Выбрать главу

Только через несколько минут я пришел в себя, убедившись, что оратор — это коллега «Высший принцип». Внешность его не изменилась. Быть может, только прибавилось седины. Костюм был такой же мятый и неуклюжий, как пятнадцать лет назад. И все же это был совершенно другой человек. В нем ничего не осталось от прежнего смешного чудака, дряхлого, раздавленного жизнью человека.

Я понял, почему гимназист в поезде не считал его стариком. Голос, лицо, все повадки Малека дышали гордым достоинством, победной силой убеждения.

Сначала я слушал, не вдумываясь в смысл его речи, так удивительно он преобразился. Я наблюдал. Никогда в жизни я не видел его таким. Слушатели, показавшиеся мне поначалу хмурыми и замкнутыми, внимали ему с жадной сосредоточенностью, подобно тому, как потрескавшаяся от жары земля впитывает в себя живительную влагу.

— Отчего разбогатели те, кто теперь препятствует вам стать членами кооператива? Не от своей, земли, хотя они и захватили самую плодородную, самую лучшую! Они разбогатели потому, что вы на них работали от зари до зари, из года в год! Они вам ссужали на два-три дня работника и пару лошадей, но за это вы должны были трудиться на их полях круглый год. И не только вы, но и ваши жены и дети! Что бы уродилось без вас на их плодородной земле? Лебеда, дикая редька, пырей да чертополох… Или вы думаете, что они могли бы разжиреть, питаясь одной землей?

В зале кто-то робко засмеялся. Поп-премонстрант строго оглядел аудиторию и сделал протестующий жест. Кое-кто из женщин опустил глаза. Товарищ Малек, не прерывая речи, заметил эту немую сцену. А когда поп повторил свой жест. Малек обратился прямо к нему:

— Вы протестуете, господин Медуна? Против чего? Против богачей, как вас учит священное писание? Против нехристианского обращения с людьми?

— Я протестую против вашей демагогии! Мы жили здесь и без вас в довольстве!.. — воскликнул поп. От волнения он даже взвизгнул.

— Вы лицемерный человек, Медуна. Сожалею, что вы были моим учеником, — сказал с презрением учитель Малек. — Вы злоупотребляете своим положением. Вместо проповедей вы ведете в костеле пропаганду против республики, против трудящихся, против собственного народа, сыном которого вы являетесь!

— Вы оскорбляете…

— Я вас не оскорбляю, Медуна. Я только разоблачаю темноту и злобу, которыми наполнены ваша душа, ум, сердце. Труд этих людей кормит и одевает вас. А вы хотите, чтобы они и впредь прозябали в нищете и крепостной зависимости. Тут есть люди которые живут в полном довольстве, не правда ли? Особенно те, кто сидит рядом с вами за одним столом. Мы у них на роли советника. А мы будем давать советы всем остальным, и, будьте покойны, это будут правильные советы. Вы были довольны, но нас это не устраивает! И мы не успокоимся, пока совершенно не освободим трудящегося человека, пока не избавим его от угнетения, эксплуатации, пока не избавим его от нужды и болезней!

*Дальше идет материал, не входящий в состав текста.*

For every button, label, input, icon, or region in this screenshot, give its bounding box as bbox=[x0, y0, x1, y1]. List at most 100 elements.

Когда Малек закончил речь, в зале на несколько секунд воцарилась глубокая тишина. Затем эти люди — сплавщики, каменщики и безземельные бедняки, не привыкшие проявлять свое одобрение аплодисментами, суровые, неразговорчивые — молча поднялись со своих скамеек, окружили стол президиума.

— Я подпишу, — сказал первый из них, — видно, что это наш человек. — Своими грубыми руками, до крови стертыми на изнурительной работе, они друг за другом подписывали договор об учреждении сельскохозяйственного кооператива.

Поп направился к выходу. Поравнявшись с женщинами и считая, что он находится в безопасном отдалении от коммунистов, Медуна перекрестился и лицемерно вздохнул:

— Готовится деяние адское…

И вдруг одна из женщин, преждевременно поседевшая крестьянка, сказала:

— Да я лучше с ним в ад пойду, чем с тобой, с гадюкой, в рай!

Собрание кончилось. Вместе с товарищем Малеком мы вышли на улицу. Он крепко пожал мне руки.

— Плохо я вас учил, плохо… Я обращал ваши глаза к прошлому вместо будущего. Ты помнишь, как я заставлял вас учить наизусть «Первым был век золотой…» Эх, как все это было глупо! Мне надо было побольше присматриваться к тому, как живет народ. Люди собирали лесные ягоды, грибы, чтобы заработать грош на пропитание, жарили желуди и варили из них горькую бурду, собирали колосья и дробили зерна вручную в ступках, чтобы испечь детям лепешку… А мы прославляли и поддерживали эту нужду и тьму беспросветную, мы помогали хищникам, эксплуататорам.